Redefining the evaluation: Beyond the final answer accuracy
A recurring problem with evaluating machine reasoning is that traditional benchmarks mainly evaluate the final answer without checking the steps involved. The accuracy of the final answer alone does not reveal the quality of internal reasoning, and many benchmarks are contaminated by the data that may be seen during training. This creates misleading images of the real function of the model. To explore practical reasoning, researchers need to accurately control the environment of problem difficulty and can analyze intermediate steps. Without such a setup, it’s hard to determine whether these models can generalize the solution or remember only the pattern.
To more reliably evaluate reasoning, Apple’s research team designed a setup using four puzzle environments: Hanoi Tower, river crossings, checkers jumping and blockade of the world. These puzzles can precisely manipulate complexity by changing elements such as the number of disks, checkers, or proxy. Each task requires different inference abilities, such as constraint satisfaction and sequential planning. Importantly, these environments do not have typical data contamination and can thoroughly examine the results and the reasoning steps between them. This approach ensures a detailed study of how the model acts in various task requirements.
The study uses two sets of models to introduce a comparative study: Claude 3.7 sonnet and DeepSeek-R1, as well as their “thinking” variants and their standard LLM counterparts. Under the same token budget, these models were tested to measure accuracy and reasoning efficiency. This helps reveal performance variations across low, medium and high complex tasks. One of the most revealed observations is the formation of three performance areas. In simple tasks, non-thinking models outperform inference variants. For moderate complexity, the inference model gained edges, while both types of complexity peaked.
Comparative Insights: Thinking and Non-Thinking Models Under Pressure
In-depth analysis shows that the reasoning effort increases with the task difficulty until a certain point, but despite the availability of resources, it is then rejected. For example, in the Hanoi Tower, Claude 3.7 sonnet (thinking) maintains high precision until complexity reaches a certain threshold, and then performance drops to zero. Even if explicit solution algorithms are provided to these models, they cannot perform steps beyond a specific level of complexity. In one case, Claude 3.7 can correctly handle about 100 steps of the Hanoi Tower, but when $n = 3, a simpler river crossing task cannot be completed. This inconsistency exposes serious limitations of symbolic manipulation and precise calculations.
Performance decomposition also emphasizes how LRM handles its internal thinking process. Often engaged in “overthinking” models, generating correct intermediate solutions early in the process, but continuing to explore incorrect paths. This leads to inefficient use of tokens. At a moderately complex level, the model starts to find the correct answer later in its inference chain. However, under high complexity, they fail to produce accurate solutions. Quantitative analysis confirmed that as the complexity of the problem increases, the solution accuracy drops to near zero, and the number of allocated inference tokens begins to drop unexpectedly.
Crashing of scaling limits and inference
This study provides a sober assessment of how the current Learning Resource Management System (LRMS) operates. Apple’s research clearly shows that despite some progress, today’s inference models are still far from implementing generalized inference. This work identifies performance scaling, where folds are located, and why over-reliance on benchmark accuracy cannot capture deeper reasoning behavior. It turns out that a controlled puzzle environment is a powerful tool to find hidden weaknesses in these systems, and emphasizes the need for more powerful designs in the future.

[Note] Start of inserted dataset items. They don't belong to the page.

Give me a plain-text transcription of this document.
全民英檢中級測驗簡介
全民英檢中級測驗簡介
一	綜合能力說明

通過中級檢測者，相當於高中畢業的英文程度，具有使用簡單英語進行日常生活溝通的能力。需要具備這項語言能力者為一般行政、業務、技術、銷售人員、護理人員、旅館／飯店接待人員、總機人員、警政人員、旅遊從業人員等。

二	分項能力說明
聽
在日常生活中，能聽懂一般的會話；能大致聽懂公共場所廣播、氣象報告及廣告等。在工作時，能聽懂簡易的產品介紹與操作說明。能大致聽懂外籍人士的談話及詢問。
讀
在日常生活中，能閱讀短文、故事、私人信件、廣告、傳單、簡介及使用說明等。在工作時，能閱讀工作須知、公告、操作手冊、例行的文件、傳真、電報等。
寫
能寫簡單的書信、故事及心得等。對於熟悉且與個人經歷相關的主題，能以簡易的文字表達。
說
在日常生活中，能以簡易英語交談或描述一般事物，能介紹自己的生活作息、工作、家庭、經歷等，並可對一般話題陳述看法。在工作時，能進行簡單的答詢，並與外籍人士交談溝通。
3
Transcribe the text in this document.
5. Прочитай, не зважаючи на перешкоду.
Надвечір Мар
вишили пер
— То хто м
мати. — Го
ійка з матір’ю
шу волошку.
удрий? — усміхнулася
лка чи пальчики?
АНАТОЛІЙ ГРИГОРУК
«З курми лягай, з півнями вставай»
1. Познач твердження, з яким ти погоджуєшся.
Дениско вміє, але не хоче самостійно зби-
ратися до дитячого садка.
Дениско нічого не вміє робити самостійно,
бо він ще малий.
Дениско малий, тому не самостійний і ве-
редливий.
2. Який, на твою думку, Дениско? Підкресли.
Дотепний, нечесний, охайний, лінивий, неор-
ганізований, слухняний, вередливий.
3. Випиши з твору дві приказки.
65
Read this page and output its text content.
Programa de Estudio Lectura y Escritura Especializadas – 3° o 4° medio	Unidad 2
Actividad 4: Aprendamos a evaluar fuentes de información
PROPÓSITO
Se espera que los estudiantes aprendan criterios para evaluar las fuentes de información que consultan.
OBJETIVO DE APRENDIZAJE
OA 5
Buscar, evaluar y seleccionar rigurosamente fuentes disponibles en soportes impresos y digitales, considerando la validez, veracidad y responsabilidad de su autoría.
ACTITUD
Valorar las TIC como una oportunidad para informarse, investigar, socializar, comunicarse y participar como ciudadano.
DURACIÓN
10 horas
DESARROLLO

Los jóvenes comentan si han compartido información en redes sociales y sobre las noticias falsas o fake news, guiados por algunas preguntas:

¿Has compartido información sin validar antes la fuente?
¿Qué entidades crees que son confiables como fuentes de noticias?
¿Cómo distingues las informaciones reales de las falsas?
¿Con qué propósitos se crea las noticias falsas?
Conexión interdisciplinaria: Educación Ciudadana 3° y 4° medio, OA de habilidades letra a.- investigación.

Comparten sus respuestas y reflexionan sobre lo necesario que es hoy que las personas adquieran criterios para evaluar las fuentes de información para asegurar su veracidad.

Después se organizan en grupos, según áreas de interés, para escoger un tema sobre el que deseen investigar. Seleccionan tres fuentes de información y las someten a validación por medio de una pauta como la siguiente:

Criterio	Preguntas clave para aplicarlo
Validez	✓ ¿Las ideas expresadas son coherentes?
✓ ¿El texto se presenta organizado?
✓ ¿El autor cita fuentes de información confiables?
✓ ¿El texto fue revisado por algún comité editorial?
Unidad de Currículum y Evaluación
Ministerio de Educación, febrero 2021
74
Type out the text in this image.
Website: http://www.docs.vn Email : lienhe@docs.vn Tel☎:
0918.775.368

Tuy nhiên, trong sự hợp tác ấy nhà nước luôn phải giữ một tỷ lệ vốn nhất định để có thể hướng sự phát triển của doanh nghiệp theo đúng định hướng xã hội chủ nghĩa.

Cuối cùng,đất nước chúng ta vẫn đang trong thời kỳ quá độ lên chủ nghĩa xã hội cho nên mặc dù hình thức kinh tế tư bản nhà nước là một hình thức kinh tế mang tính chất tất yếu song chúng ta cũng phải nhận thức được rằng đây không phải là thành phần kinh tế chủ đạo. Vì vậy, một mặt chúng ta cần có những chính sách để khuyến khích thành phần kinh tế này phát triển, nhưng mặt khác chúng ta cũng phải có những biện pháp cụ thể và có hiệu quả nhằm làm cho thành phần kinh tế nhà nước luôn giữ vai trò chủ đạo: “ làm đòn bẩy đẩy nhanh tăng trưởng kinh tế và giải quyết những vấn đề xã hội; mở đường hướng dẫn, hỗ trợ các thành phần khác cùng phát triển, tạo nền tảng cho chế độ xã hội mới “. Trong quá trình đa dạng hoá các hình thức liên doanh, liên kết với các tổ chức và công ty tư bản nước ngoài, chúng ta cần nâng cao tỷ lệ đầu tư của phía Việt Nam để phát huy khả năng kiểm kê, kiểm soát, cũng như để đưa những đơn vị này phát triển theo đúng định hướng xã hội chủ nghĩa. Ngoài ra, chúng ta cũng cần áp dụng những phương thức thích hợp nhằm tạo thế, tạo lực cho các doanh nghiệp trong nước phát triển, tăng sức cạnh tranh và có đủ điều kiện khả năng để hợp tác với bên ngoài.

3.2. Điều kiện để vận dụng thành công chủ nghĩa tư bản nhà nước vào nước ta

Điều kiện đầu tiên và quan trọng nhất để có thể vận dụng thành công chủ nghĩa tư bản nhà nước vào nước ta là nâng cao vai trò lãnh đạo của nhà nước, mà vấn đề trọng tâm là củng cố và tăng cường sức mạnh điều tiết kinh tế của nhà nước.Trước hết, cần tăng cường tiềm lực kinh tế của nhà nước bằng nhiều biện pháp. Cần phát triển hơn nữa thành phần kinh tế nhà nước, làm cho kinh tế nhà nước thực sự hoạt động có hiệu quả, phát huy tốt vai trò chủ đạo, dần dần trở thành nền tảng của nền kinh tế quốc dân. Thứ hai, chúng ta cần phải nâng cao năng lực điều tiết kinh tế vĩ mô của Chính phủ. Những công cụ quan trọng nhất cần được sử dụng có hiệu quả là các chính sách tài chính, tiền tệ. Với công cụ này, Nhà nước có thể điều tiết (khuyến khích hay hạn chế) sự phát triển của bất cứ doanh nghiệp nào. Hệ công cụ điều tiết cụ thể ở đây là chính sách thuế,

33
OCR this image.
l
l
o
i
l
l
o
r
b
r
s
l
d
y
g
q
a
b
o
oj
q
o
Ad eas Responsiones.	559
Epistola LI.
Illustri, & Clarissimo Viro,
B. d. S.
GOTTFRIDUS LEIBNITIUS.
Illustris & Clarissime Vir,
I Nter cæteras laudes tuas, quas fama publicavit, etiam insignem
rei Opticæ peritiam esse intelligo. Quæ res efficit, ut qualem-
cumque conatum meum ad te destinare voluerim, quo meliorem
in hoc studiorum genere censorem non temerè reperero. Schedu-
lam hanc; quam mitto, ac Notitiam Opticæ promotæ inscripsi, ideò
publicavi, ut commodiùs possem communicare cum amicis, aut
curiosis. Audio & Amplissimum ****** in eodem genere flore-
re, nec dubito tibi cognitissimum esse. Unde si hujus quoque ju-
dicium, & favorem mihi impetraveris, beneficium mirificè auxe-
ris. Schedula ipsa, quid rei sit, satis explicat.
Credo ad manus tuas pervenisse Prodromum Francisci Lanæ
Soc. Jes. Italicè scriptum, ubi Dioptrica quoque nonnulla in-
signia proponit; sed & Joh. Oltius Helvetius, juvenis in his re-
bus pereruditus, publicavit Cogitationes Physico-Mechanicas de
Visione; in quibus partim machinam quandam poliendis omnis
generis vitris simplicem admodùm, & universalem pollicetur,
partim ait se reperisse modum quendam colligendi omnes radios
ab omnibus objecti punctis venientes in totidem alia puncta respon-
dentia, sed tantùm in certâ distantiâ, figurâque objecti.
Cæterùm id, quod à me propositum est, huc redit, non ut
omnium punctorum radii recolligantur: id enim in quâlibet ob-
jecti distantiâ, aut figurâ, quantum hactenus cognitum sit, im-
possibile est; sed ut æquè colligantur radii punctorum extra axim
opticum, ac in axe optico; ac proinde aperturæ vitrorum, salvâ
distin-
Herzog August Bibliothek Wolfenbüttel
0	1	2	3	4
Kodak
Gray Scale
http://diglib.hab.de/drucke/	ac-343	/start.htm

Check Paper. All credits for this study are to the researchers on the project. Also, please stay tuned for us twitter And don’t forget to join us 99K+ ml reddit And subscribe Our newsletter.

Nikhil is an intern consultant at Marktechpost. He is studying for a comprehensive material degree in integrated materials at the Haragpur Indian Technical College. Nikhil is an AI/ML enthusiast and has been studying applications in fields such as biomaterials and biomedical sciences. He has a strong background in materials science, and he is exploring new advancements and creating opportunities for contribution.